Qualche mese prima che Matteo Renzi diventasse una star della politica italiana, nel 2012, dopo che aveva già sbaragliato gli altri contendenti Pd nella corsa a sindaco di Firenze ma era ancora un personaggio “minore”, la figura che alcuni sondaggi tra i giovani e il popolo “di sinistra” indicavano come il prossimo leader era Nichi Vendola.
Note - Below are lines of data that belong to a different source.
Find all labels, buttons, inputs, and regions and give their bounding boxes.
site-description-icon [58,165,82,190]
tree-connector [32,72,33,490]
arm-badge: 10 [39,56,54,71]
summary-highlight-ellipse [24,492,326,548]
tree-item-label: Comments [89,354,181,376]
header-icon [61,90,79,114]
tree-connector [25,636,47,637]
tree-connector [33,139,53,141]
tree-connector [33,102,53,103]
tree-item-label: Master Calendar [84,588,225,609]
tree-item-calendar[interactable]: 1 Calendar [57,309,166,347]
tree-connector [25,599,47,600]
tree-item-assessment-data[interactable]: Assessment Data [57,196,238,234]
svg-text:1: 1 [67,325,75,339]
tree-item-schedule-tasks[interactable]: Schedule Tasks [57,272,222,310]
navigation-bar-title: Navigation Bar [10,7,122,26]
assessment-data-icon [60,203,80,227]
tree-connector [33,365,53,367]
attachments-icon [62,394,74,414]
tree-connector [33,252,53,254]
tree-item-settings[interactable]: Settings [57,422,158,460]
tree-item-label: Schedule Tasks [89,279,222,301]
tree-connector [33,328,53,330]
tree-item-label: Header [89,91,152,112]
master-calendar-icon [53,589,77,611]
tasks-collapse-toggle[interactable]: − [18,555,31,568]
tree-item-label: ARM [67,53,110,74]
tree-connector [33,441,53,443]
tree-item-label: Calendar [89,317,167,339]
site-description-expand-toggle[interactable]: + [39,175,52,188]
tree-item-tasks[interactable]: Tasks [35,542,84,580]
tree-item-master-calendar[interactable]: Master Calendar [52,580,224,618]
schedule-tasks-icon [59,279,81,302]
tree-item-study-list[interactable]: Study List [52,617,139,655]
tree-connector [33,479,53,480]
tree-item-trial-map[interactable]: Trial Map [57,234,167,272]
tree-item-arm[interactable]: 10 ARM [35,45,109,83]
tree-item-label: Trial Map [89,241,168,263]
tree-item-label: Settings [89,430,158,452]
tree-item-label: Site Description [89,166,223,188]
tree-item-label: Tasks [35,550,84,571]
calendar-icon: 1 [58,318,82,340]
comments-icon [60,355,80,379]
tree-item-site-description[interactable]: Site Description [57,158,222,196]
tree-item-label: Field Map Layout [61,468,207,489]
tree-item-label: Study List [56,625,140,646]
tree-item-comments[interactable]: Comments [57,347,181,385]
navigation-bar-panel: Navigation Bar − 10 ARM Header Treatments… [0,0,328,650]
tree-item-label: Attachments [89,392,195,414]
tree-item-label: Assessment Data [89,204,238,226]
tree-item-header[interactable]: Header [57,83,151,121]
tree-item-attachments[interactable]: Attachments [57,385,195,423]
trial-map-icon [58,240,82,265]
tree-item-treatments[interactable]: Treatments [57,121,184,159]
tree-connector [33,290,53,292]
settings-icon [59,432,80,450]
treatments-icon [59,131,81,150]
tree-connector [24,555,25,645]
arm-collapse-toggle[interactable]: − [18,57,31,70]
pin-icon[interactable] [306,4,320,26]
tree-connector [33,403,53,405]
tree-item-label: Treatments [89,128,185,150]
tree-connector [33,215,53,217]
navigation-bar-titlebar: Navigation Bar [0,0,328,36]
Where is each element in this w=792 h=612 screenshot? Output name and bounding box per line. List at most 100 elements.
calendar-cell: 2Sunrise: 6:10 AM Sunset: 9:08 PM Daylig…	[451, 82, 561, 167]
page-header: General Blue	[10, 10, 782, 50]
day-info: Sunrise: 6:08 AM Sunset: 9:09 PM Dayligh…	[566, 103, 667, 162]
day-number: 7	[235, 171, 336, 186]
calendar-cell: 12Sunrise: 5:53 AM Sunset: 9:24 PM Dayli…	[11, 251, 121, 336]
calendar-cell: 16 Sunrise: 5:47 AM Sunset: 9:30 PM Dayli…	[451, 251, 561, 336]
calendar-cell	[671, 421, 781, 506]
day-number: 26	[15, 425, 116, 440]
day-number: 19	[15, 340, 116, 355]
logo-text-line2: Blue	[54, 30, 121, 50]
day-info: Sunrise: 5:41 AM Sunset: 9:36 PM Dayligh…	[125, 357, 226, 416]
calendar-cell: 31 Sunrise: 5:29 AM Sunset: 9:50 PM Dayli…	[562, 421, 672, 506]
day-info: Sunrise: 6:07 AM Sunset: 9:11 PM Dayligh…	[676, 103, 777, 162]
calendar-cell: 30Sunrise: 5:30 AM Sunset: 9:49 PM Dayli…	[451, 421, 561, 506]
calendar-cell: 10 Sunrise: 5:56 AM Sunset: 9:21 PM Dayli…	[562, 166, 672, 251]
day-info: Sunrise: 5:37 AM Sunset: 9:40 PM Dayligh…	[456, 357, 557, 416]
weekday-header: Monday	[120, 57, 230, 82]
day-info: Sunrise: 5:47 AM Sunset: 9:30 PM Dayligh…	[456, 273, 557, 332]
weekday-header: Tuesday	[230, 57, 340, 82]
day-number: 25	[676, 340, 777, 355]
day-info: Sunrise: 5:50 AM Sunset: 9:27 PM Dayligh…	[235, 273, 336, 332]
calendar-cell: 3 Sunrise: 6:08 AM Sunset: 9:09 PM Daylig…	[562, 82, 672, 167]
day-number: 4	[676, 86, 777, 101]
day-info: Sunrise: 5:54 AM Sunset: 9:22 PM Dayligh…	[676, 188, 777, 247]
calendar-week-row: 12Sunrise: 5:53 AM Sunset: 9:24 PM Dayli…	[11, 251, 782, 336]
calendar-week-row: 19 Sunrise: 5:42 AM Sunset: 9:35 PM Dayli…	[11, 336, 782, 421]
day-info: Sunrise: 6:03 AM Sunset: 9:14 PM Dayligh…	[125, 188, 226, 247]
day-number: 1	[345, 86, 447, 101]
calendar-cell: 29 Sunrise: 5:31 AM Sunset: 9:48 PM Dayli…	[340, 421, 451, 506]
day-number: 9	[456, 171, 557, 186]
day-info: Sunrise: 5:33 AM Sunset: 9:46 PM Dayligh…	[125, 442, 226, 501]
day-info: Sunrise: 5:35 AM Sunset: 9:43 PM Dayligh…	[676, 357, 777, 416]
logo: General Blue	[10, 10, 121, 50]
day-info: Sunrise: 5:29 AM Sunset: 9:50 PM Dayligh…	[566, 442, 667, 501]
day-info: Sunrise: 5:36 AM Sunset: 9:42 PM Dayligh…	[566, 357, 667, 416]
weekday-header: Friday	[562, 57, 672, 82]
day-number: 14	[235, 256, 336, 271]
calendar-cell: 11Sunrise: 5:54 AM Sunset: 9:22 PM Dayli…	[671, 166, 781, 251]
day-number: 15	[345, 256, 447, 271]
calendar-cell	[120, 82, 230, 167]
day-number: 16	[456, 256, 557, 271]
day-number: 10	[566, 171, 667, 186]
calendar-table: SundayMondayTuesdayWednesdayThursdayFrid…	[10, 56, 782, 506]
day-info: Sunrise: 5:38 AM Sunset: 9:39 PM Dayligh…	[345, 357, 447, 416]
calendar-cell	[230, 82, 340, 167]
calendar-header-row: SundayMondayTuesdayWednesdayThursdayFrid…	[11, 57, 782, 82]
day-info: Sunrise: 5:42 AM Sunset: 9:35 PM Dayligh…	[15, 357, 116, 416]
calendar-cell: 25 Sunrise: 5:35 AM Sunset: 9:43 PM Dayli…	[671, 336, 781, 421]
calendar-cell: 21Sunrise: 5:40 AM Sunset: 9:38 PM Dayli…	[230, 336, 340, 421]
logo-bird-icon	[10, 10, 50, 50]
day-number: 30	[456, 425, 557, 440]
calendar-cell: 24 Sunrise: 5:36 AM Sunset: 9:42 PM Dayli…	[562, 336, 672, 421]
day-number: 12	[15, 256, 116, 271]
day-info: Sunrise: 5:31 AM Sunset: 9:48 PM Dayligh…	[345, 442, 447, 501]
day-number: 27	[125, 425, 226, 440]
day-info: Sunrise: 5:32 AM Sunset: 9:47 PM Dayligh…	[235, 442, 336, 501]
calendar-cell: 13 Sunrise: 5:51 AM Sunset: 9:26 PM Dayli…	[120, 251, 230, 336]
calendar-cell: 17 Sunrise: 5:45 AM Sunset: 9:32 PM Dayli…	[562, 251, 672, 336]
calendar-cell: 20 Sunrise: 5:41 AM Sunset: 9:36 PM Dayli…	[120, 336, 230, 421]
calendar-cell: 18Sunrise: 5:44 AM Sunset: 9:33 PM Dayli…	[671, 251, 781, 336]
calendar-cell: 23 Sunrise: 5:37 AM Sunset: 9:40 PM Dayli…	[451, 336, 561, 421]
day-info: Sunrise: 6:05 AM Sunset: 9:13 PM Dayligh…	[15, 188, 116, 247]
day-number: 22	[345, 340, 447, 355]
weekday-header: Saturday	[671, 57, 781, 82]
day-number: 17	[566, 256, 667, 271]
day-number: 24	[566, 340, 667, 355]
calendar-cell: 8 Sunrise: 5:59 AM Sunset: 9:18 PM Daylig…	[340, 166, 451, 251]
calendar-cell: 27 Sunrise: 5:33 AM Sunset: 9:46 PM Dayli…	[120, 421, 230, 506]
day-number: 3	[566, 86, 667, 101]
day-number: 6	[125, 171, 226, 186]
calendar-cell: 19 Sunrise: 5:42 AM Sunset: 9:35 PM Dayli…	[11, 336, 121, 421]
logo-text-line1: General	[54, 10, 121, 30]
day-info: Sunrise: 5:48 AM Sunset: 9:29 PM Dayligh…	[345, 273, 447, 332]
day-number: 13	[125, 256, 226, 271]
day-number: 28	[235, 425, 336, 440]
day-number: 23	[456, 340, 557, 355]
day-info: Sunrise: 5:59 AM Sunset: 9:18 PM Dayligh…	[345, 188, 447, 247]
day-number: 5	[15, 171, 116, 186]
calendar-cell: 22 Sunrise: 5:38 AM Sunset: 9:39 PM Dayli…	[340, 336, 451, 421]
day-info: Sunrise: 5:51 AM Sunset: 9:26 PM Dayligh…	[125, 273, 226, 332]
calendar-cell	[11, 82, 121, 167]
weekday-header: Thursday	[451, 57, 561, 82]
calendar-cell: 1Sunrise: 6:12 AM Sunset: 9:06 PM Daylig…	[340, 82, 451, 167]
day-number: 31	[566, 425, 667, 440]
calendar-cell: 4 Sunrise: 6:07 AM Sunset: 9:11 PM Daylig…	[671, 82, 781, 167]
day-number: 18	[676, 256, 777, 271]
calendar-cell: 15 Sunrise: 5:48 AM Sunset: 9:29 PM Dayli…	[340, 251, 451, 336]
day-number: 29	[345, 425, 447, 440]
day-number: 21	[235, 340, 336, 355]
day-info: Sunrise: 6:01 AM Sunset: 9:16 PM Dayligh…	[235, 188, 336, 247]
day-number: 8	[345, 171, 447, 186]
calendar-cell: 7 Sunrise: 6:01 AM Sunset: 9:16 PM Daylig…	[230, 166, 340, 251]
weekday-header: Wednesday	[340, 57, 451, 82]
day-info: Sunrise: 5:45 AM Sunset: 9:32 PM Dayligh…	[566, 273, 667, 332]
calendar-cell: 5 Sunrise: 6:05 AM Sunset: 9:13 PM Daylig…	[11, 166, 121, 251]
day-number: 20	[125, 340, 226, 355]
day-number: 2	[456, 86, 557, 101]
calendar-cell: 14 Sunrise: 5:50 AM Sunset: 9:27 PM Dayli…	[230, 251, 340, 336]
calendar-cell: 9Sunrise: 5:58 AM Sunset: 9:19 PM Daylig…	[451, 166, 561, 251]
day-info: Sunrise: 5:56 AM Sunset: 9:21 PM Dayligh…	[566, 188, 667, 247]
Durò poco, certo. Ma ricordo ancora i titoli dei quotidiani stranieri sulle “fabbriche di Nichi”, l’entusiasmo con cui l’ex ragazzo della Fgci, divenuto quasi una figura pop – con l’orecchino in vista, innamorato della poesia, omosessuale dichiarato – veniva accolto nel suo tour internazionale dagli studenti Erasmus o dai ricercatori italiani all’estero. Era così “nuovo”, diverso.
Ma rapidamente fu la volta di Renzi. Nuovo, diverso e anche giovane. Quando a fine 2013 prese la guida del Pd, aveva il vento in poppa. Lo aveva anche quando scalzò Enrico Letta dal governo, puntando esclusivamente sulla propria capacità personale di “fare la differenza”, visto che andava a guidare una maggioranza parlamentare identica (Pd più un pezzo di ex berlusconiani).